Gradient descent vs SGD vs mini-batch SGD?

quangngoc

Gradient Descent (GD), Stochastic Gradient Descent (SGD), and Mini-Batch Stochastic Gradient Descent (Mini-Batch SGD) are optimization algorithms used to train machine learning models, particularly neural networks. They differ in how they update model parameters during training, and each has its advantages and disadvantages. Here's an overview of each:

1. Gradient Descent (GD):

Update Frequency: In GD, the model parameters are updated after computing the gradient of the loss with respect to the entire training dataset. It performs a single update per epoch.
Advantages:
- Converges to the global minimum (given certain conditions) for convex loss functions.
  - Theoretical convergence guarantees.
Disadvantages:
- Slow convergence, especially for large datasets, because it computes gradients using the entire dataset.
  - Memory-intensive for large datasets.

2. Stochastic Gradient Descent (SGD):

Update Frequency: In SGD, the model parameters are updated after computing the gradient of the loss with respect to a single randomly chosen training example. It performs one update per example.
Advantages:
- Faster updates, as it processes one example at a time.
  - Better generalization, as the noise in the updates can help escape local minima.
  - Less memory-intensive compared to GD.
Disadvantages:
- Highly noisy updates can lead to oscillations in the loss function and slow convergence.
  - May not converge to the global minimum for non-convex loss functions.

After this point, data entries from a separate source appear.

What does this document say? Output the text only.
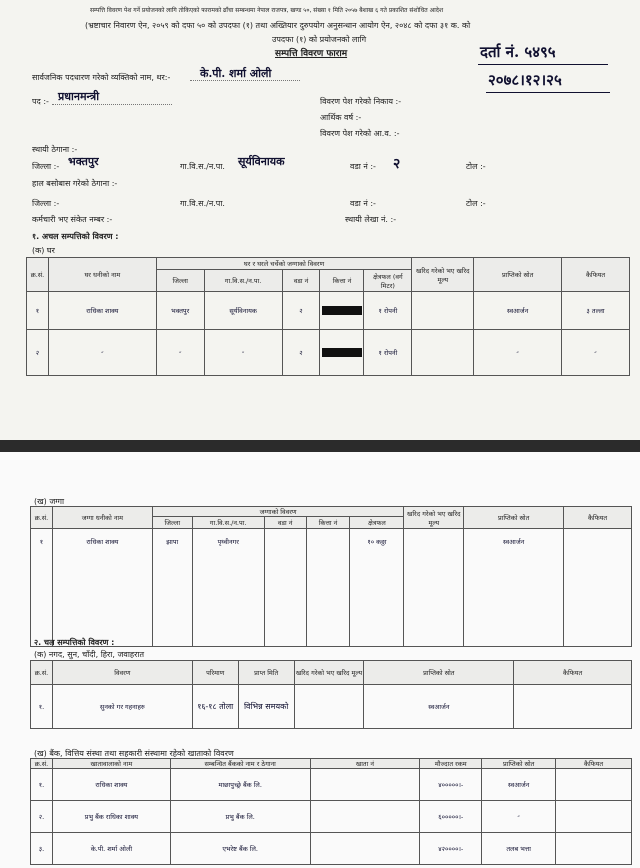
सम्पत्ति विवरण पेश गर्ने प्रयोजनको लागि तोकिएको फारामको ढाँचा सम्बन्धमा नेपाल राजपत्र, खण्ड ५०, संख्या १ मिति २०५७ बैशाख ६ गते प्रकाशित संशोधित आदेश
(भ्रष्टाचार निवारण ऐन, २०५९ को दफा ५० को उपदफा (१) तथा अख्तियार दुरुपयोग अनुसन्धान आयोग ऐन, २०४८ को दफा ३१ क. को
उपदफा (१) को प्रयोजनको लागि
सम्पत्ति विवरण फाराम	दर्ता नं. ५४९५
२०७८।१२।२५
सार्वजनिक पदधारण गरेको व्यक्तिको नाम, थर:-	के.पी. शर्मा ओली
पद :- प्रधानमन्त्री	विवरण पेश गरेको निकाय :-
आर्थिक वर्ष :-
विवरण पेश गरेको आ.व. :-
स्थायी ठेगाना :-
जिल्ला :- भक्तपुर	गा.वि.स./न.पा. सूर्यविनायक	वडा नं :- २	टोल :-
हाल बसोबास गरेको ठेगाना :-
जिल्ला :-	गा.वि.स./न.पा.	वडा नं :-	टोल :-
कर्मचारी भए संकेत नम्बर :-	स्थायी लेखा नं. :-
१. अचल सम्पत्तिको विवरण :
(क) घर
क्र.सं.	घर धनीको नाम	घर र घरले चर्चेको जग्गाको विवरण					खरिद गरेको भए खरिद मूल्य	प्राप्तिको स्रोत	कैफियत
		जिल्ला	गा.वि.स./न.पा.	वडा नं	कित्ता नं	क्षेत्रफल (वर्ग मिटर)			
१	राधिका शाक्य	भक्तपुर	सूर्यविनायक	२		१ रोपनी		स्वआर्जन	३ तल्ला
२	״	״	״	२		१ रोपनी		״	״
(ख) जग्गा
क्र.सं.	जग्गा धनीको नाम	जग्गाको विवरण					खरिद गरेको भए खरिद मूल्य	प्राप्तिको स्रोत	कैफियत
		जिल्ला	गा.वि.स./न.पा.	वडा नं	कित्ता नं	क्षेत्रफल			
१	राधिका शाक्य	झापा	पृथ्वीनगर			१० कठ्ठा		स्वआर्जन	
२. चल सम्पत्तिको विवरण :
(क) नगद, सुन, चाँदी, हिरा, जवाहरात
क्र.सं.	विवरण	परिमाण	प्राप्त मिति	खरिद गरेको भए खरिद मूल्य	प्राप्तिको स्रोत	कैफियत
१.	सुनको गर गहनाहरु	१६-१८ तोला	विभिन्न समयको		स्वआर्जन	
(ख) बैंक, वित्तिय संस्था तथा सहकारी संस्थामा रहेको खाताको विवरण
क्र.सं.	खातावालाको नाम	सम्बन्धित बैंकको नाम र ठेगाना	खाता नं	मौज्दात रकम	प्राप्तिको स्रोत	कैफियत
१.	राधिका शाक्य	माछापुच्छ्रे बैंक लि.		४०००००।-	स्वआर्जन	
२.	प्रभु बैंक राधिका शाक्य	प्रभु बैंक लि.		६०००००।-	״	
३.	के.पी. शर्मा ओली	एभरेष्ट बैंक लि.		४२००००।-	तलब भत्ता	
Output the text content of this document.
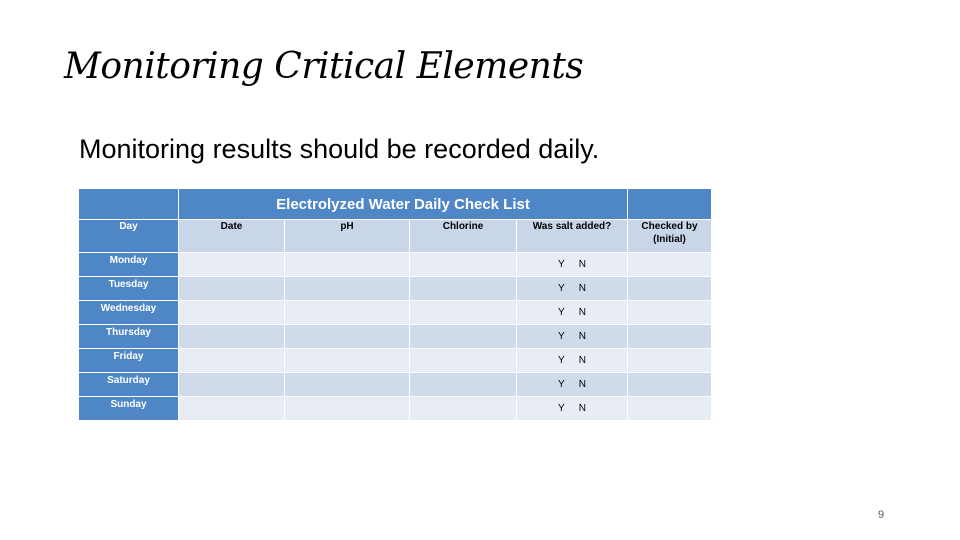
Monitoring Critical Elements

Monitoring results should be recorded daily.

	Electrolyzed Water Daily Check List				
Day	Date	pH	Chlorine	Was salt added?	Checked by
(Initial)
Monday				Y N	
Tuesday				Y N	
Wednesday				Y N	
Thursday				Y N	
Friday				Y N	
Saturday				Y N	
Sunday				Y N	
9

3. Mini-Batch Stochastic Gradient Descent (Mini-Batch SGD):

Update Frequency: Mini-Batch SGD strikes a balance between GD and SGD. It divides the training dataset into smaller random subsets (mini-batches) and computes the gradient of the loss with respect to each mini-batch. It performs one update per mini-batch.
Advantages:
- Faster convergence than GD while being less noisy than pure SGD.
  - Suitable for both small and large datasets, as you can adjust the mini-batch size.
  - Good generalization, as it benefits from the noise in updates.
  - Widely used in deep learning training.
Disadvantages:
- Requires tuning the mini-batch size, which is a hyperparameter.
  - May not converge to the global minimum for non-convex loss functions.

Comparison:

Convergence Speed: GD is the slowest, followed by Mini-Batch SGD and then pure SGD. Mini-Batch SGD often achieves faster convergence than GD due to its intermediate update frequency.
Generalization: Mini-Batch SGD and SGD typically achieve better generalization than GD, thanks to the noise introduced by the random sampling of examples. This noise can help the optimization process escape local minima.
Memory Usage: GD requires the most memory because it processes the entire dataset at once. Mini-Batch SGD is less memory-intensive, and SGD is the least memory-intensive as it operates on one example at a time.
Practical Use: Mini-Batch SGD is the most commonly used optimization algorithm in deep learning due to its balance between convergence speed and generalization.

The choice between these optimization algorithms depends on factors like the dataset size, available memory, and desired training speed. Mini-Batch SGD is a popular choice for training deep neural networks because it combines the advantages of both GD and pure SGD while mitigating their drawbacks.